Operasi Hawkeye Strike: Pembalasan Militer AS Terhadap ISIS di Suriah
Internasional

Operasi Hawkeye Strike: Pembalasan Militer AS Terhadap ISIS di Suriah

Militer Amerika Serikat melancarkan operasi udara berskala besar yang diberi sandi “Operasi Hawkeye Strike” di wilayah Suriah pada Jumat (19/12/2025). Serangan ini merupakan respons langsung atas insiden mematikan yang menewaskan personel militer AS di Palmyra sepekan sebelumnya.

BACA JUGA : Psikologi Desain Kasino: Cara Lingkungan Memanipulasi Kesadaran Pemain

Detail Operasi dan Kekuatan Militer

Komando Pusat AS (CENTCOM) mengonfirmasi bahwa operasi ini berhasil menghantam lebih dari 70 target strategis di seluruh wilayah Suriah tengah. Serangan tersebut tidak hanya melibatkan kekuatan udara AS, tetapi juga didukung oleh sekutu regional.

Beberapa aset militer yang dikerahkan dalam operasi ini meliputi:

  • Jet Tempur: F-15 Strike Eagle dan pesawat serang darat A-10 Thunderbolt II.
  • Helikopter: AH-64 Apache untuk serangan jarak dekat.
  • Artileri: Sistem roket HIMARS (High Mobility Artillery Rocket System).
  • Dukungan Regional: Jet tempur dari Angkatan Udara Yordania turut berpartisipasi dalam misi tersebut.

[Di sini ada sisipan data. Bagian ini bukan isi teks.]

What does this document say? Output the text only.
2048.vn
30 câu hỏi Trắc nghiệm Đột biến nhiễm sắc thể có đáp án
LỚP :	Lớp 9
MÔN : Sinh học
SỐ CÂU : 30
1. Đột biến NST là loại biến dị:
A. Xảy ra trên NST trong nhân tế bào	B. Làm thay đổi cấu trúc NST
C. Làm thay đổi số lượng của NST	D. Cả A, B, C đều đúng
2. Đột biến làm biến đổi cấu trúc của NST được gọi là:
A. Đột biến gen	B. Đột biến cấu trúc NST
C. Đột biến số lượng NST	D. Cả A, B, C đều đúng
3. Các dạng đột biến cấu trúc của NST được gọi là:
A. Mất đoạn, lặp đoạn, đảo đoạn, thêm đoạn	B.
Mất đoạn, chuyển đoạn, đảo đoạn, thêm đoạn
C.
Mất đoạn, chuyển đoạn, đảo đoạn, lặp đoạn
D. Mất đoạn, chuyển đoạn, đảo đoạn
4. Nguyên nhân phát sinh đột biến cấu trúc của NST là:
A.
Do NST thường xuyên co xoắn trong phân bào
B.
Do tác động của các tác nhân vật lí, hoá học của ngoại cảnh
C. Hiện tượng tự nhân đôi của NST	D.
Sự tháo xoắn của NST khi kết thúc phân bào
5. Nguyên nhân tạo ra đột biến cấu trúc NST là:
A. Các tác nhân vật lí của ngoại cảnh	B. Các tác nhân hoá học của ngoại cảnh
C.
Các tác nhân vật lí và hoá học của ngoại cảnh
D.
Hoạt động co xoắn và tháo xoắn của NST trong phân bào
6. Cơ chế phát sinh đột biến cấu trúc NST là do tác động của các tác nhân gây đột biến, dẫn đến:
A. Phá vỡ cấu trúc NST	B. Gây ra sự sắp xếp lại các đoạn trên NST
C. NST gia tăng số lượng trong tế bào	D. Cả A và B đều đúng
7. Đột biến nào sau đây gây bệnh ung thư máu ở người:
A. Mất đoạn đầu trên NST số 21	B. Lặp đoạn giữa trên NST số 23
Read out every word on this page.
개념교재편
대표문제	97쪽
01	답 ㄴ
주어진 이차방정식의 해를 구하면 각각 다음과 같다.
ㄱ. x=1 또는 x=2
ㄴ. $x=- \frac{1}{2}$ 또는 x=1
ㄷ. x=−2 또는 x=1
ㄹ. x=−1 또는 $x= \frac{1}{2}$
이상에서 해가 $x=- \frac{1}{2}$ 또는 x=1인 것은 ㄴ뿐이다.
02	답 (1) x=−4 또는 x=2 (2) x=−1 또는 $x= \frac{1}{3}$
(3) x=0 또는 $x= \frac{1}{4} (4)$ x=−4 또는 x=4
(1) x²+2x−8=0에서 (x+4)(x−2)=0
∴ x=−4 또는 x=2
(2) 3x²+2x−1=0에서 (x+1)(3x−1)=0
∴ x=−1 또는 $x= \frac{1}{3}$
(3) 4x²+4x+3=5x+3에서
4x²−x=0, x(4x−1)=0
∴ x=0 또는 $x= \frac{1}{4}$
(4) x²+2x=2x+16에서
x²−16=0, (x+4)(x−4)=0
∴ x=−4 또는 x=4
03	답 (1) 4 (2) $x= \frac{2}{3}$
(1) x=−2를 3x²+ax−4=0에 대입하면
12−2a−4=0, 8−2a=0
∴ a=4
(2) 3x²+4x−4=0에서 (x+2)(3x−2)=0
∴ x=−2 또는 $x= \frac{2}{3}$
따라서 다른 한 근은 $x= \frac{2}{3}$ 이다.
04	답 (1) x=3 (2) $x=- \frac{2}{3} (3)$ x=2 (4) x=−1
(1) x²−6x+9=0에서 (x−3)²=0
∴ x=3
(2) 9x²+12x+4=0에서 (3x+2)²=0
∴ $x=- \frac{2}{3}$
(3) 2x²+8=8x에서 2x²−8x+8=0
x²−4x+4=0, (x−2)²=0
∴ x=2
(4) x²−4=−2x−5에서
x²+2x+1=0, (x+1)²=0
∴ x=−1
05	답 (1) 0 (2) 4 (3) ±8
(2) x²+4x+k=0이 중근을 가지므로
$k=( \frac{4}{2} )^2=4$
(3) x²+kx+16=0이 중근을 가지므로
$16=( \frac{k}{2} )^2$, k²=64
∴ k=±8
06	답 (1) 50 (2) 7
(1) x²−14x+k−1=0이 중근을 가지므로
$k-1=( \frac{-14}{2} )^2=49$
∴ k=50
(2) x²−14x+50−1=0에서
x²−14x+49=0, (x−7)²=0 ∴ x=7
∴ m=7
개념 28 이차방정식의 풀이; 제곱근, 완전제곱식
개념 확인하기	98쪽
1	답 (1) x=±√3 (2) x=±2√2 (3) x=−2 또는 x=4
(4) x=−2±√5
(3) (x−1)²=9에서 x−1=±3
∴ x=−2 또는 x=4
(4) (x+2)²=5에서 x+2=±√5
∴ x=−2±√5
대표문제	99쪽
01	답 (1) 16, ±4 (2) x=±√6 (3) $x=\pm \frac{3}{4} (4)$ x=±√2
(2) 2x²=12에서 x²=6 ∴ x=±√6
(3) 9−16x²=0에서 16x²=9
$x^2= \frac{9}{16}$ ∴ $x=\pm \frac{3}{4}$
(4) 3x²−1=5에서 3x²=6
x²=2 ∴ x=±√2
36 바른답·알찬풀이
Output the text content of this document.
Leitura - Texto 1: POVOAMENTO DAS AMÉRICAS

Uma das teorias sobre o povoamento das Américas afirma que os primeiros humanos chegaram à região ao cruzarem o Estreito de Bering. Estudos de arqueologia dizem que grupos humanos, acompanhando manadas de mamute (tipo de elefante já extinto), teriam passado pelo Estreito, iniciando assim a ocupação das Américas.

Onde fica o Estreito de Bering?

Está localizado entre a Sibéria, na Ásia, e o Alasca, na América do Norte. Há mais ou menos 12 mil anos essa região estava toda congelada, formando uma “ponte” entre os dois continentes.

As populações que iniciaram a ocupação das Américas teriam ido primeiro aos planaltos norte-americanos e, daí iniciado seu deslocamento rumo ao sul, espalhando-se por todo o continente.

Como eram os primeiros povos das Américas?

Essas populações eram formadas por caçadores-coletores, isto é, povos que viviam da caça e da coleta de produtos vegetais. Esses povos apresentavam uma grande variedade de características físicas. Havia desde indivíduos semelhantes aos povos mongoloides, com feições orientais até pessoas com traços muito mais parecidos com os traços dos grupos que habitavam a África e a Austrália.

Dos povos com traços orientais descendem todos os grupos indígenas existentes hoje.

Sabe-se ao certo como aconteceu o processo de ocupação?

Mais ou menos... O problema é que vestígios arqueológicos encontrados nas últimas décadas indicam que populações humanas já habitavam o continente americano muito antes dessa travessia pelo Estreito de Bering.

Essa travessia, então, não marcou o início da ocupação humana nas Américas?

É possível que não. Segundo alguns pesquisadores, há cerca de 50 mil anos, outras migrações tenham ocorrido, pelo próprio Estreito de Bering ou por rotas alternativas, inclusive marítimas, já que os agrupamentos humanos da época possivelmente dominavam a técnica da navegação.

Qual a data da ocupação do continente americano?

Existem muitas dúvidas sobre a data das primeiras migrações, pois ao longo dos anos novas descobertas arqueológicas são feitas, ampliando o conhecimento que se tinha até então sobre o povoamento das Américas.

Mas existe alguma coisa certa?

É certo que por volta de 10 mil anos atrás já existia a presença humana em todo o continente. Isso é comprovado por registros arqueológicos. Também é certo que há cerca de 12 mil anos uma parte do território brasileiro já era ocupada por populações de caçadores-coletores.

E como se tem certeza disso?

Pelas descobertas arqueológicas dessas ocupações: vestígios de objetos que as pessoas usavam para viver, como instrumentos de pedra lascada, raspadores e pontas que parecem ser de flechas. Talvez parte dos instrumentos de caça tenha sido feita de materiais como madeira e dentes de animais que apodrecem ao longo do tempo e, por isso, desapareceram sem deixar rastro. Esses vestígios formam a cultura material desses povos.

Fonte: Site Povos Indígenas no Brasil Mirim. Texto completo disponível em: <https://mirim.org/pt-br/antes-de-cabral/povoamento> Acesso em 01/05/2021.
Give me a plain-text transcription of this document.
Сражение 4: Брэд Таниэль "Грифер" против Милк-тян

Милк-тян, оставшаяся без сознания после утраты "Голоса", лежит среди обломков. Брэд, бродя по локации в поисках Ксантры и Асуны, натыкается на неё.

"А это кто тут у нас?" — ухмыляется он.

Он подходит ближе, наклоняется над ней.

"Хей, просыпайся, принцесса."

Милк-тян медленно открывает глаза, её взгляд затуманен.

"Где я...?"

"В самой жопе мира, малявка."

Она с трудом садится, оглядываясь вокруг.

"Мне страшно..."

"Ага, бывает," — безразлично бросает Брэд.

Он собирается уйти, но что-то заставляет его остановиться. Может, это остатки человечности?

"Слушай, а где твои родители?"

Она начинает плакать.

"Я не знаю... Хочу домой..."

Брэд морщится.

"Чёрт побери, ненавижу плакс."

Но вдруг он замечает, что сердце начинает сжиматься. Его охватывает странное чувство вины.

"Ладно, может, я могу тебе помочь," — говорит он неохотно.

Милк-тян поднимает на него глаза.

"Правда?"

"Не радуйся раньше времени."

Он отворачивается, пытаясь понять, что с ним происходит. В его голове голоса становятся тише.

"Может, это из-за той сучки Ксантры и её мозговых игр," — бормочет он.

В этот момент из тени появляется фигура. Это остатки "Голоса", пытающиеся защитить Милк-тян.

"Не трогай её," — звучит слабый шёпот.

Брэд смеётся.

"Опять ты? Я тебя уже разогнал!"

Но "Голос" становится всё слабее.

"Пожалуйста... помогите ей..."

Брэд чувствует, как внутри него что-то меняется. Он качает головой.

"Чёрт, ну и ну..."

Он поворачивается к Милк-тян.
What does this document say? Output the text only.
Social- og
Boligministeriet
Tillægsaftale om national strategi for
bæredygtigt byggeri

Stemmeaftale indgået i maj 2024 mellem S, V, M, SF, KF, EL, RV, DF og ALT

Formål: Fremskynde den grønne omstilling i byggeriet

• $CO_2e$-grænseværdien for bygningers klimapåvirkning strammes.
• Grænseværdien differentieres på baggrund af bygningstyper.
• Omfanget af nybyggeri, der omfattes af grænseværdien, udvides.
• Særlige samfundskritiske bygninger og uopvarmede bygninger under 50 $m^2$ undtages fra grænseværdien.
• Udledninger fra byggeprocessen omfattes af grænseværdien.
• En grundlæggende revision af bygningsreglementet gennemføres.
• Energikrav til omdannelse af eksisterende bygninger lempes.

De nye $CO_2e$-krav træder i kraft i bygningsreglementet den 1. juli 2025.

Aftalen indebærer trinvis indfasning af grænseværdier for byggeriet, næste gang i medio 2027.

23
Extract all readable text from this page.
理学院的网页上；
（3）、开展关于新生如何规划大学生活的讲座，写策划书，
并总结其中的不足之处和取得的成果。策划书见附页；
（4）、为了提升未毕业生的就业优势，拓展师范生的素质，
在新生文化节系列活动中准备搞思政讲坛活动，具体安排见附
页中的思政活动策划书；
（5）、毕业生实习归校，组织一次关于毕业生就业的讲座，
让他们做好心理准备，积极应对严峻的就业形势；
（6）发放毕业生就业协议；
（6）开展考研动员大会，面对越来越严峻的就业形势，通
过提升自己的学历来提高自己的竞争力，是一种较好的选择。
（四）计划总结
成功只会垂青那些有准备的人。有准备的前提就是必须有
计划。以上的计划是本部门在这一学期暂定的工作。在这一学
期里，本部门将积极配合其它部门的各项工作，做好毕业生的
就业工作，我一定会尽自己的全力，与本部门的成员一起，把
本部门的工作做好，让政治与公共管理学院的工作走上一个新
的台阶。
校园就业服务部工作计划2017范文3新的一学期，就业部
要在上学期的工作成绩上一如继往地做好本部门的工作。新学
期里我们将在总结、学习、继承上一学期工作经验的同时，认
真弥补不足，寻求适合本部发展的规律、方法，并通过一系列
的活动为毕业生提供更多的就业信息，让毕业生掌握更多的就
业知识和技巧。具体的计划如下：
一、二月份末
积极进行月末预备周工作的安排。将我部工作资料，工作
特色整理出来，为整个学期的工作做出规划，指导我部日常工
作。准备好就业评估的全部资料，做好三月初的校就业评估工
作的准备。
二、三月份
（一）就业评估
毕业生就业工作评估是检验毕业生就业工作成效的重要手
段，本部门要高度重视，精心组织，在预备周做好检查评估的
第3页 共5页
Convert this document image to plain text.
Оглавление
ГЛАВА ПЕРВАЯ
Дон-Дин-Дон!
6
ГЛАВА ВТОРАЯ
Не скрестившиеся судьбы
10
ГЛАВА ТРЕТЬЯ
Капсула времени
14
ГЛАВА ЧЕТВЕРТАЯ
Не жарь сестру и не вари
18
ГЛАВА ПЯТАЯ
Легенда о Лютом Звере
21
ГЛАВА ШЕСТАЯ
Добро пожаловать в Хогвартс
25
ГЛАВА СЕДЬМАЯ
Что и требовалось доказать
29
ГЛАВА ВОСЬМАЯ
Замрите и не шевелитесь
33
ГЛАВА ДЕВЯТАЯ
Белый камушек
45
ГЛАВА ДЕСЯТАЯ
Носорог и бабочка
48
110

Menteri Pertahanan AS, Pete Hegseth, menegaskan bahwa sasaran utama operasi adalah kamp pelatihan militan, infrastruktur logistik, serta gudang penyimpanan senjata milik ISIS. “Ini bukan awal dari sebuah perang, melainkan sebuah deklarasi pembalasan. Kami memburu dan melumpuhkan musuh-musuh kami dalam jumlah besar,” ujar Hegseth.


Latar Belakang: Tragedi di Palmyra

Eskalasi militer ini dipicu oleh serangan berdarah pada Sabtu (13/12/2025) di Kota Palmyra. Dalam insiden tersebut, seorang penyerang tunggal menyasar konvoi gabungan pasukan AS dan Suriah.

Dampak dari serangan tersebut meliputi:

  • Korban Jiwa: Dua tentara Angkatan Darat AS dan seorang penerjemah sipil tewas.
  • Korban Luka: Tiga tentara AS lainnya mengalami luka-luka.
  • Identitas Pelaku: Kementerian Dalam Negeri Suriah mengidentifikasi pelaku sebagai oknum pasukan keamanan Suriah yang diduga kuat telah terpapar radikalisme dan bersimpati pada ISIS.

Pasca-insiden tersebut, Presiden Donald Trump segera bersumpah akan melakukan tindakan balasan yang tegas terhadap kelompok ekstremis tersebut.


Perubahan Geopolitik Suriah dan Aliansi Baru

Operasi ini mencerminkan dinamika politik baru di Suriah setelah jatuhnya rezim Bashar al-Assad pada tahun lalu. Saat ini, Suriah dipimpin oleh Ahmed Al Sharaa, mantan tokoh pemberontak yang kini menjabat sebagai Presiden.

Berbeda dengan rezim sebelumnya, pemerintahan Al Sharaa menunjukkan sikap kooperatif yang kuat terhadap Washington:

  1. Dukungan Penuh: Kementerian Luar Negeri Suriah secara resmi mendukung Operasi Hawkeye Strike dan menegaskan bahwa ISIS tidak akan diberikan ruang aman di wilayah mereka.
  2. Kesepakatan Gedung Putih: Bulan lalu, Presiden Al Sharaa mengunjungi Washington untuk meresmikan kerja sama militer dengan koalisi pimpinan AS guna memberantas sisa-sisa sel tidur ISIS.
  3. Kehadiran Pasukan AS: Hingga saat ini, diperkirakan masih terdapat sekitar 1.000 tentara AS yang ditempatkan di Suriah untuk menjalankan misi penasihat dan pemberantasan terorisme.

Operasi Hawkeye Strike menjadi bukti nyata dari pakta pertahanan baru antara pemerintahan transisi Suriah dan Amerika Serikat dalam menjaga stabilitas kawasan Timur Tengah dari ancaman terorisme global.